Here's a breakdown of its importance:
1. Filling a Research Void on GT Students' Experiences with GenAI
◦ Despite growing interest in AI in education, there was limited empirical research specifically focused on the experiences and outcomes of secondary GT students interacting with GenAI in classroom settings. This study uniquely provides insights into these students' personal experiences in their own words, which was a previously unexplored area.
◦ The study contributes to a nuanced understanding of how GenAI can meet the unique learning needs of GT students, such as differentiated instruction, advanced problem-solving, and creative thinking.
2. Informing Educational Practice and Policy
◦ The findings are crucial for guiding the implementation of innovative and personalized learning opportunities for educators of GT students. By exploring these experiences, the study offers valuable insights into how emerging AI technology can be leveraged to enhance learning for GT students.
◦ It can inform the development of more effective strategies for integrating GenAI into educational practices, identifying key elements for successful AI implementation tailored to GT students' needs.
◦ The research can help educators, policymakers, and AI developers make more informed decisions about utilizing AI in education, enabling them to create policies and practices that maximize AI's potential while addressing challenges.
3. Addressing Unique Needs in Rural Settings
◦ The study is particularly significant because it focuses on rural secondary schools, which often face distinct challenges in providing adequate support and resources for GT learners. Historically, rural GT students are at risk of unmet academic and social-emotional needs, leading to underachievement and disengagement.
◦ By exploring how AI can foster more equitable educational opportunities, this research informs issues of diversity and inclusion, particularly for this underserved population. The insights gained can help address the specific needs of rural students and educators.
4. Contributing to the Broader Discourse on AI in Education
◦ The study sheds light on both the potential benefits and challenges of using GenAI in classroom settings, contributing to the broader conversation about AI's role in education. It elucidates how AI can enhance personalized educational experiences and address diverse learning needs across various student populations.
◦ It also highlights crucial educational considerations for AI, including the need for AI literacy, addressing student engagement and motivation, developing higher-order thinking skills, supporting teachers, and navigating ethical concerns like data privacy, bias, and over-reliance.

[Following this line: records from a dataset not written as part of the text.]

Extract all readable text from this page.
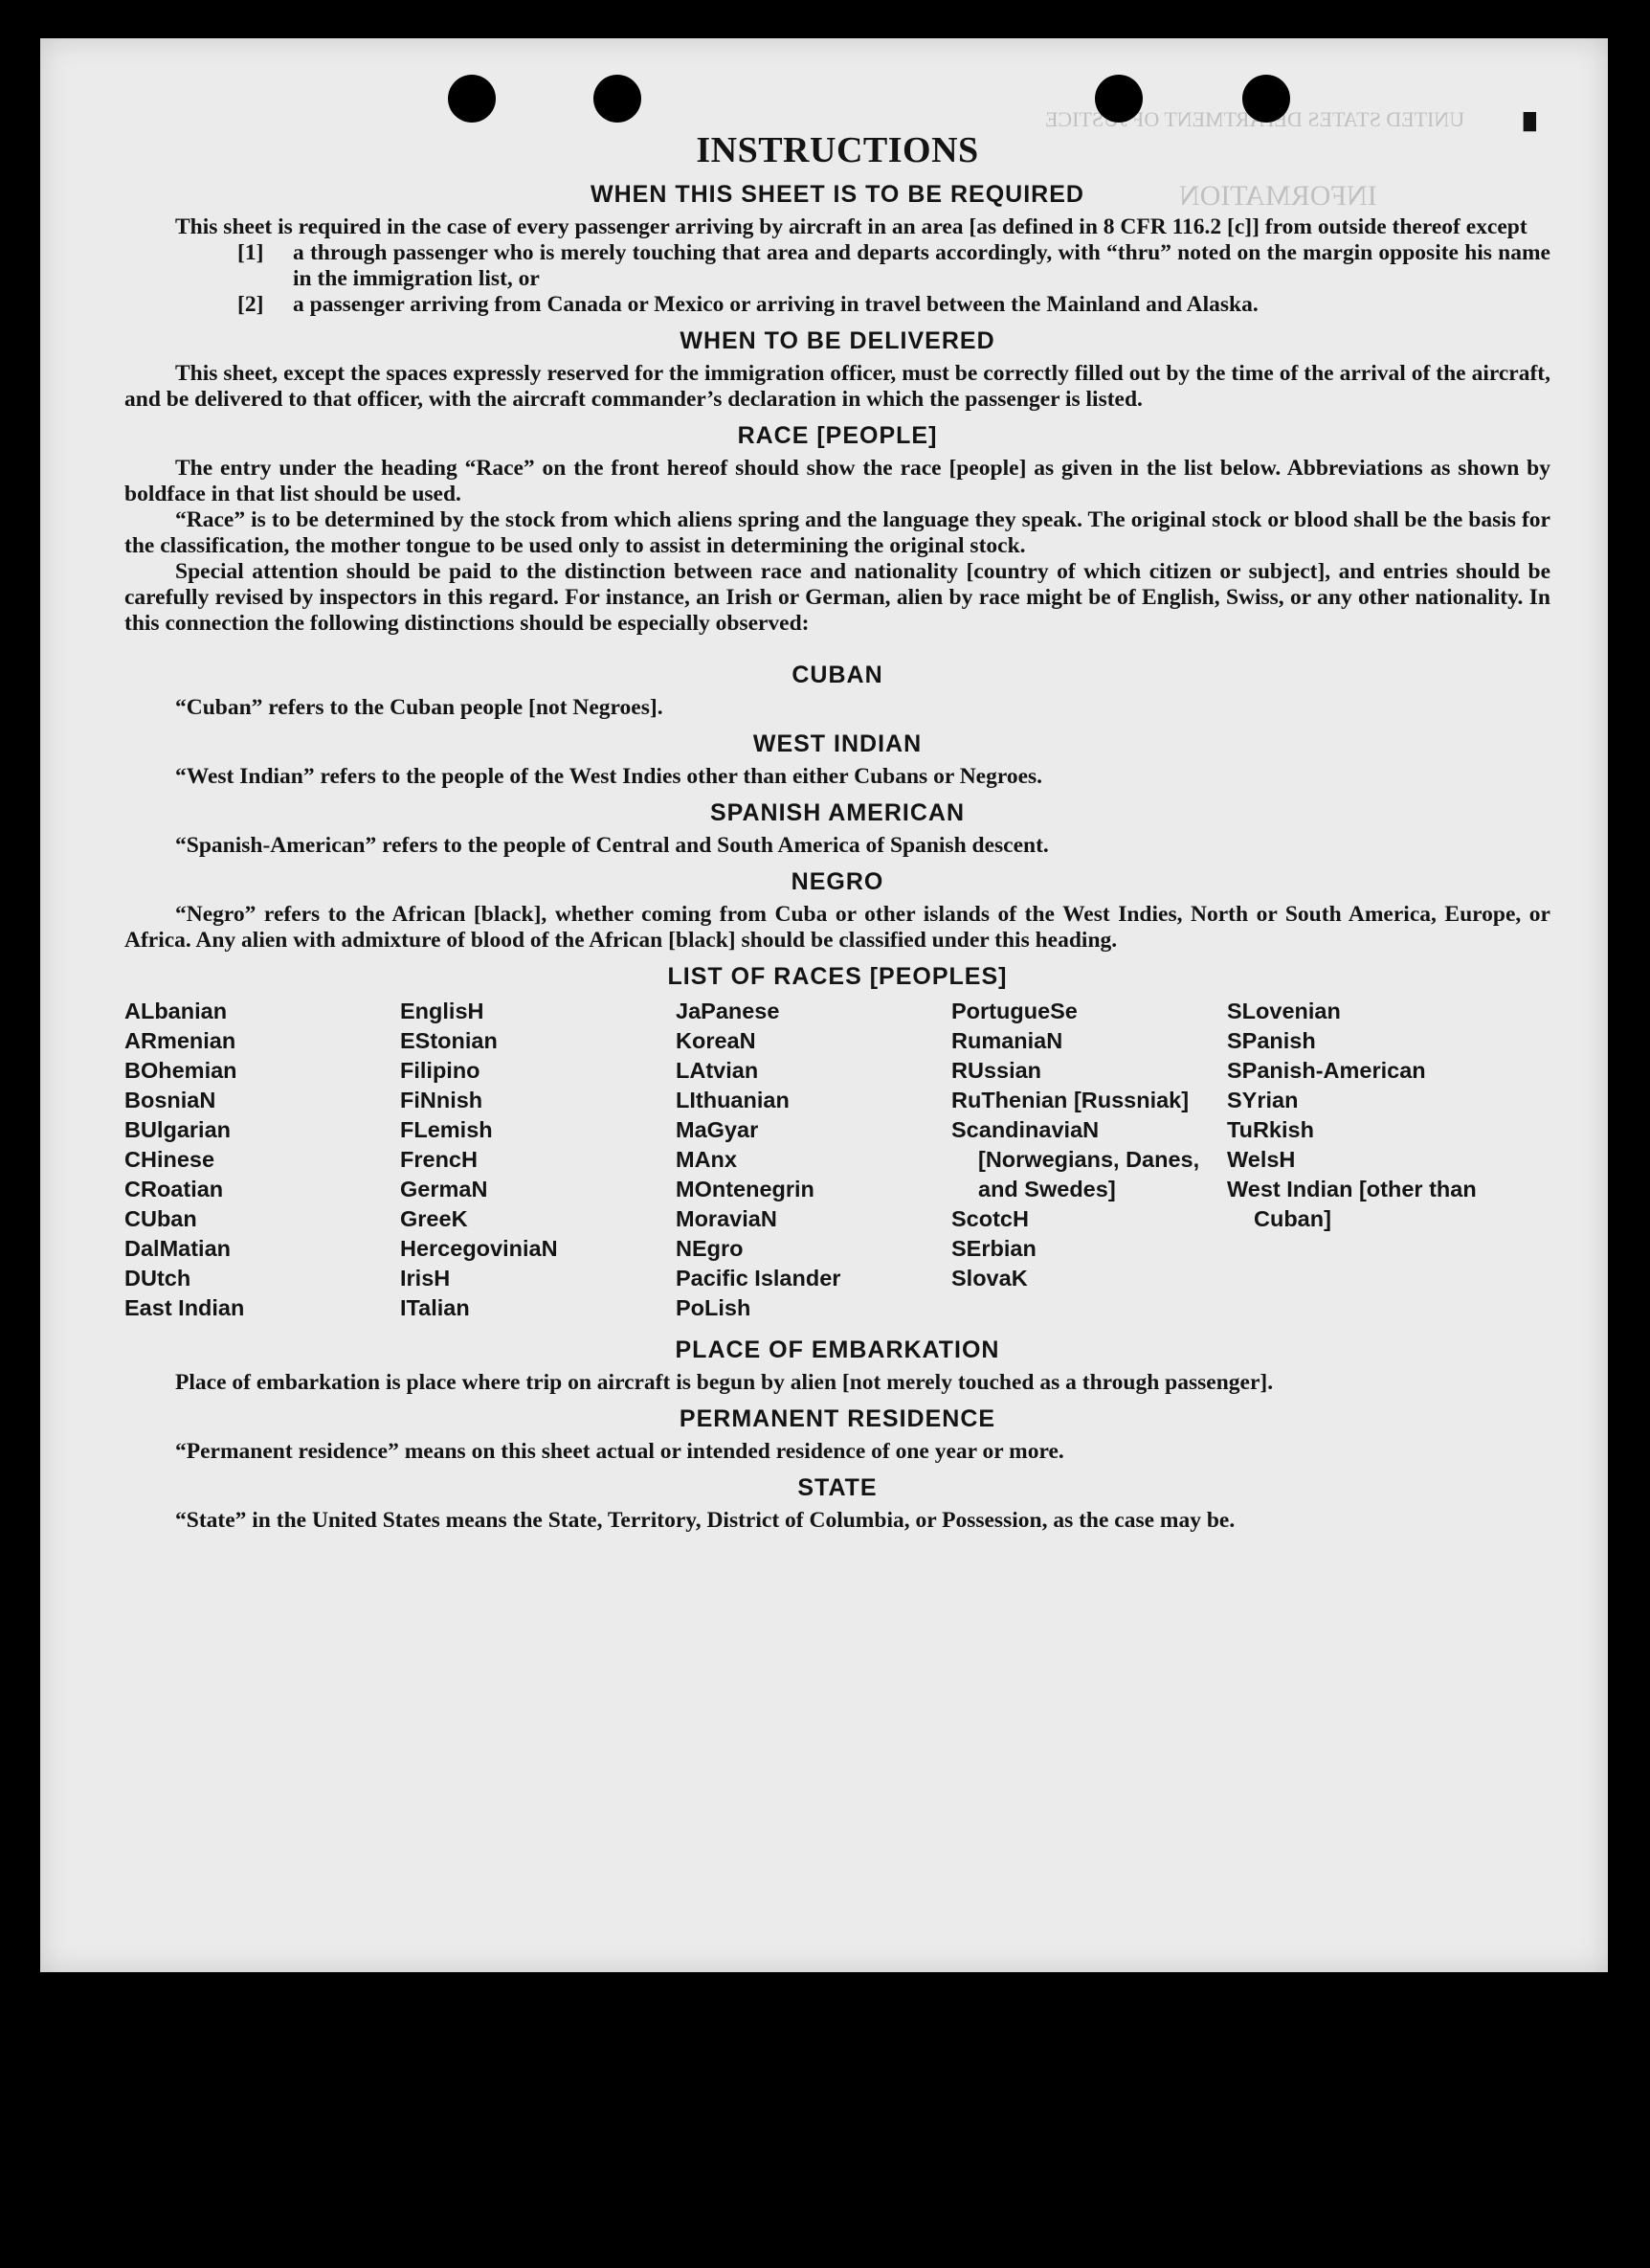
UNITED STATES DEPARTMENT OF JUSTICE
INFORMATION
▘
INSTRUCTIONS
WHEN THIS SHEET IS TO BE REQUIRED

This sheet is required in the case of every passenger arriving by aircraft in an area [as defined in 8 CFR 116.2 [c]] from outside thereof except

[1]	a through passenger who is merely touching that area and departs accordingly, with “thru” noted on the margin opposite his name in the immigration list, or
[2]	a passenger arriving from Canada or Mexico or arriving in travel between the Mainland and Alaska.
WHEN TO BE DELIVERED

This sheet, except the spaces expressly reserved for the immigration officer, must be correctly filled out by the time of the arrival of the aircraft, and be delivered to that officer, with the aircraft commander’s declaration in which the passenger is listed.

RACE [PEOPLE]

The entry under the heading “Race” on the front hereof should show the race [people] as given in the list below. Abbreviations as shown by boldface in that list should be used.

“Race” is to be determined by the stock from which aliens spring and the language they speak. The original stock or blood shall be the basis for the classification, the mother tongue to be used only to assist in determining the original stock.

Special attention should be paid to the distinction between race and nationality [country of which citizen or subject], and entries should be carefully revised by inspectors in this regard. For instance, an Irish or German, alien by race might be of English, Swiss, or any other nationality. In this connection the following distinctions should be especially observed:

CUBAN

“Cuban” refers to the Cuban people [not Negroes].

WEST INDIAN

“West Indian” refers to the people of the West Indies other than either Cubans or Negroes.

SPANISH AMERICAN

“Spanish-American” refers to the people of Central and South America of Spanish descent.

NEGRO

“Negro” refers to the African [black], whether coming from Cuba or other islands of the West Indies, North or South America, Europe, or Africa. Any alien with admixture of blood of the African [black] should be classified under this heading.

LIST OF RACES [PEOPLES]
ALbanian
ARmenian
BOhemian
BosniaN
BUlgarian
CHinese
CRoatian
CUban
DalMatian
DUtch
East Indian
EnglisH
EStonian
Filipino
FiNnish
FLemish
FrencH
GermaN
GreeK
HercegoviniaN
IrisH
ITalian
JaPanese
KoreaN
LAtvian
LIthuanian
MaGyar
MAnx
MOntenegrin
MoraviaN
NEgro
Pacific Islander
PoLish
PortugueSe
RumaniaN
RUssian
RuThenian [Russniak]
ScandinaviaN [Norwegians, Danes, and Swedes]
ScotcH
SErbian
SlovaK
SLovenian
SPanish
SPanish-American
SYrian
TuRkish
WelsH
West Indian [other than Cuban]
PLACE OF EMBARKATION

Place of embarkation is place where trip on aircraft is begun by alien [not merely touched as a through passenger].

PERMANENT RESIDENCE

“Permanent residence” means on this sheet actual or intended residence of one year or more.

STATE

“State” in the United States means the State, Territory, District of Columbia, or Possession, as the case may be.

5. Methodological and Conceptual Contributions
◦ Using a hermeneutic phenomenological approach guided by Gadamer's philosophy and analyzed through Bronfenbrenner’s ecological framework, the study offers a deep, nuanced, and contextualized understanding of students' lived experiences. This approach allows for the interpretation of complex interactions between students and their learning environment, including the AI tutor.
◦ The framework helped decode how students' interactions with their educational environment and the GenAI tutor impacted their development and learning outcomes.
6. Paving the Way for Future Research
◦ The study reveals several promising areas for future research. These include exploring the long-term impact of AI on academic self-concept and intrinsic motivation, the role of teacher engagement in effective AI integration, assessing the ethical implications of AI use (such as bias and data privacy), evaluating the effectiveness of AI-driven differentiated instruction, and investigating the impact of GenAI on students’ social dynamics and transitions. This aligns with UNESCO’s AI Ethics Guidelines, encouraging the development of AI tools that support emotional resilience, social inclusion, and equitable access to academic support.